Earlier this year, I watched the first video in the FastAI Practical Deep Learning course series ^1. I should continue with this course as there is so much that I want to learn about deep learning, especially in the context of computer vision and modern NLP. During the first video, the instructor, Jeremy Howard, imparted two teaching techniques that have stuck in my mind ever since:
- Leading with a demonstration of an end result to show toward what you will be working and;
- Using green, yellow, and orange cups as a method of guaging the extent to which one's audience is following a lesson.
The first point was at the forefront of my mind when recording YouTube videos earlier this year and is something that I now realise I should apply to short-form video notes, too. Carrying on the same idea, I am now adding in more screenshots and videos in my technical writing at the end of the introduction of a piece. I want to show the end result to make it clearer what one can expect to achieve by the end of a guide.
Using coloured cups has stuck in my mind, too. In the lectures, which are pre-recorded but first conducted in a classroom setting, Howard encourages his students to open up a web application ^2 that lets you choose one of three states: green, yellow, and red. This is a digital version of a physical cup system that, according to a thread by Howard, was pioneered by the teacher Dylan William ^3. The video shared by Howard of the technique being applied in a classroom is worth a watch ^4.
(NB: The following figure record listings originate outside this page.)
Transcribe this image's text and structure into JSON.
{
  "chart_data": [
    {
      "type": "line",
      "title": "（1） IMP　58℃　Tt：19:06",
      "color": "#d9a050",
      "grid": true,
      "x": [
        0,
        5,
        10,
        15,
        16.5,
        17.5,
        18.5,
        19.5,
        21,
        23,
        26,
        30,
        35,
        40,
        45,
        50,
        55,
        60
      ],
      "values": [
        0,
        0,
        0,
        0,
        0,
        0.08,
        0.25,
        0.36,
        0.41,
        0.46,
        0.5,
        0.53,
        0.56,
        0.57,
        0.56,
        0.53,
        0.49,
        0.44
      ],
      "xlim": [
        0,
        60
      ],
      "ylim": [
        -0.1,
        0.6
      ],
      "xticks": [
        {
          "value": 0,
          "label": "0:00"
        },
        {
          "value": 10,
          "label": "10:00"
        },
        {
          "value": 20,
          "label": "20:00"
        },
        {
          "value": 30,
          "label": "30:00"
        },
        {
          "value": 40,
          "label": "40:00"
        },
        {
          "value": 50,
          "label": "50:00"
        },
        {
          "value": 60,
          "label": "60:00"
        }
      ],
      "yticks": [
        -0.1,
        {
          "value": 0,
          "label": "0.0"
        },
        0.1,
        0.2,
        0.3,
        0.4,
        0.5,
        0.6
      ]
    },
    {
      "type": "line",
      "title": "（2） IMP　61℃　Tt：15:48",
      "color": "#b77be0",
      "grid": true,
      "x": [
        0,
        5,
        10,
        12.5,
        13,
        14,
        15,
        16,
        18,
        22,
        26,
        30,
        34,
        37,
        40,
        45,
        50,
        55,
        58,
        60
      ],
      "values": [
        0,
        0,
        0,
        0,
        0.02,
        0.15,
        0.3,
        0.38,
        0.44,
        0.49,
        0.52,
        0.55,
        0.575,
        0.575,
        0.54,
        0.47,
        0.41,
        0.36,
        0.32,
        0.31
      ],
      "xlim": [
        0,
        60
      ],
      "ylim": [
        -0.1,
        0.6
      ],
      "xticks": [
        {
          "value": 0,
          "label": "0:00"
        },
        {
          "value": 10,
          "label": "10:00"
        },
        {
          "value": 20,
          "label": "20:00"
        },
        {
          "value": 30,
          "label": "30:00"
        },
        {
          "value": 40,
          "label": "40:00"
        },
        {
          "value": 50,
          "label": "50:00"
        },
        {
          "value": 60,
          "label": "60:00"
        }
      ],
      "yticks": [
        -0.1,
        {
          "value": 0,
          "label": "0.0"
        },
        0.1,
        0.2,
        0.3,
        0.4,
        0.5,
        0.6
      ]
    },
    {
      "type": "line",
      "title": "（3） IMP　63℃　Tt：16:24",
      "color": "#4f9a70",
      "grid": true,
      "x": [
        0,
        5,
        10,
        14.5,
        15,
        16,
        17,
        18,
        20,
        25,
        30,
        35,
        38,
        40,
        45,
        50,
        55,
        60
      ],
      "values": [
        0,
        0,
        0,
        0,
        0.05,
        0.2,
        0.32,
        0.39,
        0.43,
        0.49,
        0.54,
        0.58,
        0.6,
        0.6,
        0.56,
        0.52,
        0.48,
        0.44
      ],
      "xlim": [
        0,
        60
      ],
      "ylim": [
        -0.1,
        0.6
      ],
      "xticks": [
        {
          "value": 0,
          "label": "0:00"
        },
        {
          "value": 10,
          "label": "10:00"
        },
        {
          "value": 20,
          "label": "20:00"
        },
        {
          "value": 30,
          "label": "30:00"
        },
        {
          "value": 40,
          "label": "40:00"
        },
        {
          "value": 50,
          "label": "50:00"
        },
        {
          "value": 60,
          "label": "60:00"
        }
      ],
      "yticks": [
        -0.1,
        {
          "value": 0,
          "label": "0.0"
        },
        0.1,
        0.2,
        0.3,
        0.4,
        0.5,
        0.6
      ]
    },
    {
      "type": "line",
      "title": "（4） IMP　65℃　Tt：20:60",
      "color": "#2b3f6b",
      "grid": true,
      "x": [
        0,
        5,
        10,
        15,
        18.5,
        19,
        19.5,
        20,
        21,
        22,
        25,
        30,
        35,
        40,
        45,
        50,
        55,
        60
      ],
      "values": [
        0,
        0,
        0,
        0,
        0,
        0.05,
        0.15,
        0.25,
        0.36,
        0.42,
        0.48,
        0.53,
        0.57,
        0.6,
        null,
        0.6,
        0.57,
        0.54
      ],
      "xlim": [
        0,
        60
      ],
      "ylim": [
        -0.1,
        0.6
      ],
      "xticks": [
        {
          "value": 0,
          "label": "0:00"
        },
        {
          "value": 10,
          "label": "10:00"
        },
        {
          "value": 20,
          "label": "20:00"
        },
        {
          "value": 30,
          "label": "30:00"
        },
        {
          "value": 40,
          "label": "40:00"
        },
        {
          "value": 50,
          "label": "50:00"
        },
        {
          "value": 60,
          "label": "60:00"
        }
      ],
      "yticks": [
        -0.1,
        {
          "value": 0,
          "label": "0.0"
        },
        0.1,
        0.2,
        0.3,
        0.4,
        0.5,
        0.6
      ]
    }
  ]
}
The default cup status is green. If a student would like a lesson to slow down or is struggling to follow, they can set their status to a yellow cup. If a student needs more assistance -- a concept explained in a different way, for example -- they can set their status to red.
From a learner's perspective, I like the idea of being able to signal directly to a teacher online that I may be struggling to understand something. Indeed, I wonder how this could be applied to virtual meetings. For instance, if an assignment is being introduced for the first time, could cups help indicate that a break in the conversation may be needed to review current material before continuing? I'm not sure how this would work out, but it seems worth trying.
While the cup system was not immediately applicable to me as a student viewing the lecture after the fact, the idea is still in my head in case I want to use it for a future project. I considered using the cups in my Webmention talk earlier this year, wherein I expected many audience members would not have prior knowledge of the topic. I didn't have time to implement this method in advance of the talk, but I definitely want to try it out one day.